Testing my rage suppression

February 06, 2010 02:01:39 pm

I'm as anti-abortion as all of the other nut jobs out there, but it stems from a belief that innocence is to be protected.

Pictures of dead babies are things that I feel...diminish innocence. Disturb a mind, creating an opening for a callus to form. Initialize the process of desensitization.

If I was seeking to have a detrimental impact on innocence, I think I would choose the community center on a Saturday afternoon to flier cars with gruesome pictures and arguments against abortion. So now I'm left wondering what kind of organization would think that this kind of advertisement was good idea.

I work REALLY HARD to suppress my rage issues, but when I have two five year olds piling into a car and a photo of a dead baby on my driver-side window, I get a little mad. But not at a barbaric society that normalizes this, but at an organization that uses this kind of advertisement.



Less unexpected I suppose

January 16, 2010 10:06:00 am

Four times in one day I took out our internet access trying to download The White Stripes album White Blood Cells. This is my favorite of their albums, largely due to my limited exposure to them.

The next time I was on Zune's site I tried this and again took out our internet connection. I was weirded out by that but really, stranger things have happened with me and technology, so I laughed it off.

Three days ago I decided to deceive the sight and simply downloaded one song at a time. This succeeded for about three hours until my monitor started lagging and eventually the entire hard drive froze up and my lap top evolved into a giant paperweight.

So this morning as I began to rebuild my zune collection I started downloading Kutless' new album It is Well, possibly one of my favorite albums from last year and a few others. Then I remembered how much fun Ali and I had dancing around to the White Stripes and began downloading the album. And again took out our wireless network.

To protect my investment in my new laptop I think I'll just buy the CD. I don't even know where one does that sort of thing.



BathTime

January 10, 2010 06:37:16 pm

I have five minutes to post, according to the timer. I haven't posted in nearly a month and I can't for the life of me think of what I've been doing...though it did just occur to me that the date of my last post is the same day that Jay gave me the Twilight series. That only accounts for a week and a half though of my free time being used.

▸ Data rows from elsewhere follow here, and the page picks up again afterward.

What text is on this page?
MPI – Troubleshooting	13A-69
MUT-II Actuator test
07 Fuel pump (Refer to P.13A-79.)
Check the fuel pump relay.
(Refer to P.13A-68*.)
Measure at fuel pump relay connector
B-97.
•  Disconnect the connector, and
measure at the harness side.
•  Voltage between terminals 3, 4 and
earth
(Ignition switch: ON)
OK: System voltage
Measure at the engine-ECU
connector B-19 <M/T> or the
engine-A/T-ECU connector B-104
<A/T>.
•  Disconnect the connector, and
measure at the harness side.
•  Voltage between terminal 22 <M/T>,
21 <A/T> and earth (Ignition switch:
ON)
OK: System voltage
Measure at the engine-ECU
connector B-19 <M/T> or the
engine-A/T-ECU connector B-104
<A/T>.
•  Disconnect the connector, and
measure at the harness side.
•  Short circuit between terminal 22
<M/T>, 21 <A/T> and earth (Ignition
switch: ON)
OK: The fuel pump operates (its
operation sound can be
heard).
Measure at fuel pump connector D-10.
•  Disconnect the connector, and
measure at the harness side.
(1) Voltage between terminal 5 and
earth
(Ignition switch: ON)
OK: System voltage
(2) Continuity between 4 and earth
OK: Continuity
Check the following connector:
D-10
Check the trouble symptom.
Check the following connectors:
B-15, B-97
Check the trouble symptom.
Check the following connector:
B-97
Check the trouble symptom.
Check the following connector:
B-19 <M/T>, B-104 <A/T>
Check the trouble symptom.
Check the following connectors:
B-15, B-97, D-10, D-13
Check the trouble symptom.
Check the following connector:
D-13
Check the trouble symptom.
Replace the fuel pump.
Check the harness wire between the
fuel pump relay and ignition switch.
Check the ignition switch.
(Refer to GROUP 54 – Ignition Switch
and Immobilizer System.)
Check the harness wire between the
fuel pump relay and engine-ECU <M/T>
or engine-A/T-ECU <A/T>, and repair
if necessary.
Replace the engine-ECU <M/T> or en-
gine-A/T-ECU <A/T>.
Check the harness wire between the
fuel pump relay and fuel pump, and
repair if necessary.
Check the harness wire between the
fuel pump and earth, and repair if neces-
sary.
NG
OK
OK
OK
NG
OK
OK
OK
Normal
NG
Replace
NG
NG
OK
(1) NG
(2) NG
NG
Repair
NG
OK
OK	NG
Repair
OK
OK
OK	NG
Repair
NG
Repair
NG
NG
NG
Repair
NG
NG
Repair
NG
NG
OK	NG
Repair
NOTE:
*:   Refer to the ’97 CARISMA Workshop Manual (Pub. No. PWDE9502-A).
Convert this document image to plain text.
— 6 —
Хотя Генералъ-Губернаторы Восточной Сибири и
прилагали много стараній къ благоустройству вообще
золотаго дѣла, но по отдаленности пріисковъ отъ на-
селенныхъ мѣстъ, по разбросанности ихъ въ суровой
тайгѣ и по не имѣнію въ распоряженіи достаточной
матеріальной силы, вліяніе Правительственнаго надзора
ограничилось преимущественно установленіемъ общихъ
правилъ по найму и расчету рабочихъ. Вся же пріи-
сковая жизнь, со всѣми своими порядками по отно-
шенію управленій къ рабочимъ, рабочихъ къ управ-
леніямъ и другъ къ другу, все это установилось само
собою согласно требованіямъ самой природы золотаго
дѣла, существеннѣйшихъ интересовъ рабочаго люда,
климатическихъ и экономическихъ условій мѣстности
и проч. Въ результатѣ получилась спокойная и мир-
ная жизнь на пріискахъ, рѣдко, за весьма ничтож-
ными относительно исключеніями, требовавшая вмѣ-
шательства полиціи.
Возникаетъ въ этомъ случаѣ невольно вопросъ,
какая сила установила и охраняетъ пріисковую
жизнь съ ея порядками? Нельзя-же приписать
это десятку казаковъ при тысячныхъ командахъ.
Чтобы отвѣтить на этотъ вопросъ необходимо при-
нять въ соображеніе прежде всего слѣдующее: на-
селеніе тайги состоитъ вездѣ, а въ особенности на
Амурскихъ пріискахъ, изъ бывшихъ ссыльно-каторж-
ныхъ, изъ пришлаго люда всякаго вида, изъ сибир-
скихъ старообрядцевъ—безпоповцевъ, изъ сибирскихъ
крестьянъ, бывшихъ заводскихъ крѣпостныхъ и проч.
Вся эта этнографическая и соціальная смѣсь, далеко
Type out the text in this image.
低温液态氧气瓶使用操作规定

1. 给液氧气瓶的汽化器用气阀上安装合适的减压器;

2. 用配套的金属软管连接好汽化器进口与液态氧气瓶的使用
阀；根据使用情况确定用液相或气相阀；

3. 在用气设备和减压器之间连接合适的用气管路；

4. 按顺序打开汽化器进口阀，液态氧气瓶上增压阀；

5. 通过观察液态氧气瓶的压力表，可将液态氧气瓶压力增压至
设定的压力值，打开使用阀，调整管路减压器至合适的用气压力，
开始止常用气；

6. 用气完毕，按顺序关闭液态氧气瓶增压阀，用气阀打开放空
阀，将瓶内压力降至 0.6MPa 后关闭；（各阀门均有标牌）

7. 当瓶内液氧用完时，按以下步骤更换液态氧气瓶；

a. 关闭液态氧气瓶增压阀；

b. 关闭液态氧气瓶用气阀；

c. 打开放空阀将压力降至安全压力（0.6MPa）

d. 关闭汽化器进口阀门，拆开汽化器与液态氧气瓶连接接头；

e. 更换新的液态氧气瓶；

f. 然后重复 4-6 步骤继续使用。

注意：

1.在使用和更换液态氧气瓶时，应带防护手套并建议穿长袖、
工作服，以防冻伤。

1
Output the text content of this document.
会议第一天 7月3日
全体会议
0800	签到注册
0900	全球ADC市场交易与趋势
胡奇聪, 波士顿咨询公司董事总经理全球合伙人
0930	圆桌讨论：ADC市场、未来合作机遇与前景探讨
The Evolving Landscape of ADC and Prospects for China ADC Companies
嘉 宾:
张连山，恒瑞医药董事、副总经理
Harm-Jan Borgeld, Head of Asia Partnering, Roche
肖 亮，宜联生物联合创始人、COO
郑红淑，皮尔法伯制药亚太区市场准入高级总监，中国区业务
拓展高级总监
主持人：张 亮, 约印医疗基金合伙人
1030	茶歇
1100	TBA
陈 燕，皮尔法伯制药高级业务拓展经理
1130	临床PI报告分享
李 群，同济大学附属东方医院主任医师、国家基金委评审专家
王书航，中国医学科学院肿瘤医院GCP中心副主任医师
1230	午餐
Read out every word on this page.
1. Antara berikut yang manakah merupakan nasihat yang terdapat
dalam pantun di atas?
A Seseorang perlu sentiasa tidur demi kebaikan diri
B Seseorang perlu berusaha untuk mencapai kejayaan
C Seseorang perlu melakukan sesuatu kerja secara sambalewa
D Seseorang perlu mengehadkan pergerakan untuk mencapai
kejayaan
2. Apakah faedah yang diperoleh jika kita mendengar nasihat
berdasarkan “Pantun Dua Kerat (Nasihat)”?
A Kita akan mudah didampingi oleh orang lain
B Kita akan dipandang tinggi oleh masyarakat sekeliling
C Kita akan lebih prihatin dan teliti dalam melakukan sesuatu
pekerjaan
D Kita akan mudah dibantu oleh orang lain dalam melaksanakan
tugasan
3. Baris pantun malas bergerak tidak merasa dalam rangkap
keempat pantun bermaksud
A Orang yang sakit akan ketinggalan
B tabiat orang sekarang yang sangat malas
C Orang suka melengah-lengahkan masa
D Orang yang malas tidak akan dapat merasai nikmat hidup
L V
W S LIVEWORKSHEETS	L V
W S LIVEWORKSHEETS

Maybe it's that I continue to read during my free time...so far I've read Going Rogue and I'm working on the Audacity of Hope, but I seem to make far less time to read that than I did the others. Wonder why....

Oh and the house seems more clean and the kids are happier.

And I decided yesterday to start writing, and I finally have a character outlined that I am writing about.

We'll see how this goes.

While I'm here, I have developed an unhealthy obsession with Twilight. My children were wondering who the strange man is on my wall paper screen...Addy rolled her eyes when I said Edward Cullen.

Prior to their trip to my parents house one of my friends asked me what I was going to do with all of my free time, in that shocked astounded way. Addy dryly replied "read Twilight." That's how bad it's gotten. Even my kids are totally keyed in. I read Eclipse Christmas Eve/Day. Hiding from them. Timer beeped.



Mr. Organization slowly succumbs to Miss Chaos

December 18, 2009 10:42:47 pm

After an exhausting day with children I was confronted with a house-wide search for some documentation my husband lost. Typical families would simply tear apart their office and once the document was not found the search would be over. But not in our house. Oh no, we had to take apart the kitchen, the entertainment center, one bathroom vanity (I know that's probably the weirdest) the master closet, under our bed and the storage space in the garage, in addition to the office. Oh I think I went through our buffet too.

This is on the heals of taking four kids to the Children's Museum and McDonalds.

The volume of documentation that I had given up on, and unearthed this evening, is staggering.

That I didn't sort it out into a new bin of important documentation...my vocabulary can not adequately convey the sentiment I'm feeling on that one.

We didn't find it, and to be quite honest I wasn't anticipating finding it, and I could have done with out the last hour of memories that I dredged up. From friends who have parted leaving no trace to the pictures of Addy when she was a baby that look just like Jack...in our old condo...when I was crazy.

I stood very still for a moment when I realized that we've been in this house for nearly three years. I kept trying to trace this documentation back to closing on our house but that was THREE years ago.

It's been a long day. But I feel like I'm not making the days long enough.



QPT Part II

December 17, 2009 01:45:11 pm

1989-"When I'm a mom I will NEVER send my kids to school sick. Any symptoms, they stay home."

2009-"Honey you probably just threw up because you forgot to brush your teeth. If my mouth was as gross as yours and I ate cereal I'd puke too. Now get dressed, we leave in 10 minutes."